Wayne Smith, of Blanchardville, Wisconsin shot his first turkey during Wisconsin’s second hunt, 1984.  

“I borrowed an old slate call from a buddy, used a face paint kit, an old camouflage jacket, and a 12-gauge shotgun, not camouflaged.  I heard a gobble at about 300 yards and began calling.  The bird as I recall came in silent and I shot him and went straight to work at Madison Silo Company after that,” Smith said.  “There isn’t anything prettier than a strutting gobbler coming in to your calls.  It’s a lot like deer hunting but there you hope someone sends a deer your way.  In turkey hunting you are coaxing the gobble to come to you.”

Fredrick believes he was fortunate growing up with the new game in town at that time.  “We knew very little about spring turkey hunting,” he said.

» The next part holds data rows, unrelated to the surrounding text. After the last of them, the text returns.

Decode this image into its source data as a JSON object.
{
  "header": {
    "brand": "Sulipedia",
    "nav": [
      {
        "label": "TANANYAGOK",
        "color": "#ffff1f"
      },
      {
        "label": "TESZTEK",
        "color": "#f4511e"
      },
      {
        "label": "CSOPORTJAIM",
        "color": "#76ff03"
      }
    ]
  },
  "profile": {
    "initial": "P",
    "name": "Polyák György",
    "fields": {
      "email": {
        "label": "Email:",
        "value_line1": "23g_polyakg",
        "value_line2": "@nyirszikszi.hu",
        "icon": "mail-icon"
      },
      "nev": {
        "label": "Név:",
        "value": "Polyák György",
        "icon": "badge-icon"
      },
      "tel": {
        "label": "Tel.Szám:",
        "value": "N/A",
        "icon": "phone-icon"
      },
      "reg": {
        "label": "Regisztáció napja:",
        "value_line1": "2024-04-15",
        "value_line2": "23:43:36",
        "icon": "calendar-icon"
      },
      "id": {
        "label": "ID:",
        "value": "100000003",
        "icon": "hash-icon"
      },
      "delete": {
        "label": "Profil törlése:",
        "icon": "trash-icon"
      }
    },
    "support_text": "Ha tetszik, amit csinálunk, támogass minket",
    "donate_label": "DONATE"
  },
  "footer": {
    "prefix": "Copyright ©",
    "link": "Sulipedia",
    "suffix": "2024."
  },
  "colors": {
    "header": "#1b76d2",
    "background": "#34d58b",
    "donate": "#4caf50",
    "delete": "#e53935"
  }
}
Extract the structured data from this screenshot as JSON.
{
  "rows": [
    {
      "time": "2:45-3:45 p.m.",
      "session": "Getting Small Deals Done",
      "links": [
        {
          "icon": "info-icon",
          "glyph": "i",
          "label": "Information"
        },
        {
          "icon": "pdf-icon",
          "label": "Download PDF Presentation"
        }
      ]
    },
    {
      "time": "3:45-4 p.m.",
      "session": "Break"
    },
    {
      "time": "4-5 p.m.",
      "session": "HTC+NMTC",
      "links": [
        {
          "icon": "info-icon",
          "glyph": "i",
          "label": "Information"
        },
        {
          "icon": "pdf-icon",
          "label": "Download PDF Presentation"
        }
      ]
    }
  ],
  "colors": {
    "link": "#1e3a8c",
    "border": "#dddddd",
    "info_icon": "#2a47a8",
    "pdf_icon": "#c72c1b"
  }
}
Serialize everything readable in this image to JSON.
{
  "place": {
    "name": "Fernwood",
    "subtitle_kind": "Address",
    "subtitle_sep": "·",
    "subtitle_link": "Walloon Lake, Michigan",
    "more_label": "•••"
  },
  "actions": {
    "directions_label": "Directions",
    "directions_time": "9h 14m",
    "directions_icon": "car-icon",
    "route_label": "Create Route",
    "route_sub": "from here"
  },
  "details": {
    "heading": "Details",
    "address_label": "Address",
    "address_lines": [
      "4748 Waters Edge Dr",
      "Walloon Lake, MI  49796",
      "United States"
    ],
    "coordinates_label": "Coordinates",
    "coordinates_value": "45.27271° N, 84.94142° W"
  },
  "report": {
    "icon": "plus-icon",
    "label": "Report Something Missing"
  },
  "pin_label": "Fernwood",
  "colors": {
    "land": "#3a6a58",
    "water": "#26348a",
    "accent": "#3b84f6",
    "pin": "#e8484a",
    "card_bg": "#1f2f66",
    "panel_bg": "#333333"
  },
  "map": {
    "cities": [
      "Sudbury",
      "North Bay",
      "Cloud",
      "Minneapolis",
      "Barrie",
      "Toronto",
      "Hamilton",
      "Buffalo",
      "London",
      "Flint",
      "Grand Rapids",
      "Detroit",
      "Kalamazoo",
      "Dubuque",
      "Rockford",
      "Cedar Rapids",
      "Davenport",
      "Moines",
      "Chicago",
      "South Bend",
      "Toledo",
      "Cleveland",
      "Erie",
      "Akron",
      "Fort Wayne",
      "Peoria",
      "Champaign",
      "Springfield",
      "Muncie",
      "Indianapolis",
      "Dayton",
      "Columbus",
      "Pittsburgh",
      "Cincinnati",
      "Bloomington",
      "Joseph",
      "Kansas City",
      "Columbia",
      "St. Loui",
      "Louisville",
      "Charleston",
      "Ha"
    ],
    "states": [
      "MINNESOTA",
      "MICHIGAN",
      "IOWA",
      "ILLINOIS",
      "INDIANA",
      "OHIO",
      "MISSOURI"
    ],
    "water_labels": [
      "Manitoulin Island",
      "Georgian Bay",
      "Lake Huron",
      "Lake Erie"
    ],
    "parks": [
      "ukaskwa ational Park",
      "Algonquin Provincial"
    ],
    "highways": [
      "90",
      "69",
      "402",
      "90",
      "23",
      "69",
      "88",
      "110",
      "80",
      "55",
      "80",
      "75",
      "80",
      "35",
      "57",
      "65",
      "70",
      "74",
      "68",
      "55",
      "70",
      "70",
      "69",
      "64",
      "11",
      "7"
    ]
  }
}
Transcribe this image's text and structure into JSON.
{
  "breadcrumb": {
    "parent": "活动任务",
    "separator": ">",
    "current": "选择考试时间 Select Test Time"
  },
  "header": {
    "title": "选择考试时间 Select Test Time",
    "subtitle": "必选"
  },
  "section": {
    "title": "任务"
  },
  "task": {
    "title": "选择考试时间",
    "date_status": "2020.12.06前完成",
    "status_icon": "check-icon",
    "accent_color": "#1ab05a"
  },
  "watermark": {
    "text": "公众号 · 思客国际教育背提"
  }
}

“My father is a taxidermist and he used to sponsor a class for area taxidermists to learn mounting techniques.  One of the instructors was from the South and I’d listen to him tell stories about turkey hunting, which got me interested and started.”

Fredrick believes his growing up with turkey hunting starting in Wisconsin gave him a perspective few people ever experienced and never will in the future.

Doug Williams, at D W Sports Center in Portage believes turkey hunting has become a way of life for some hunters.  “There is nothing like a gobbler gobbling, the woods coming to life in spring, and all the different animals and plants coming back from dormancy of just surviving winter.”

It’s just a great day to be alive and in the woods, many an old-timer and first-time hunters say.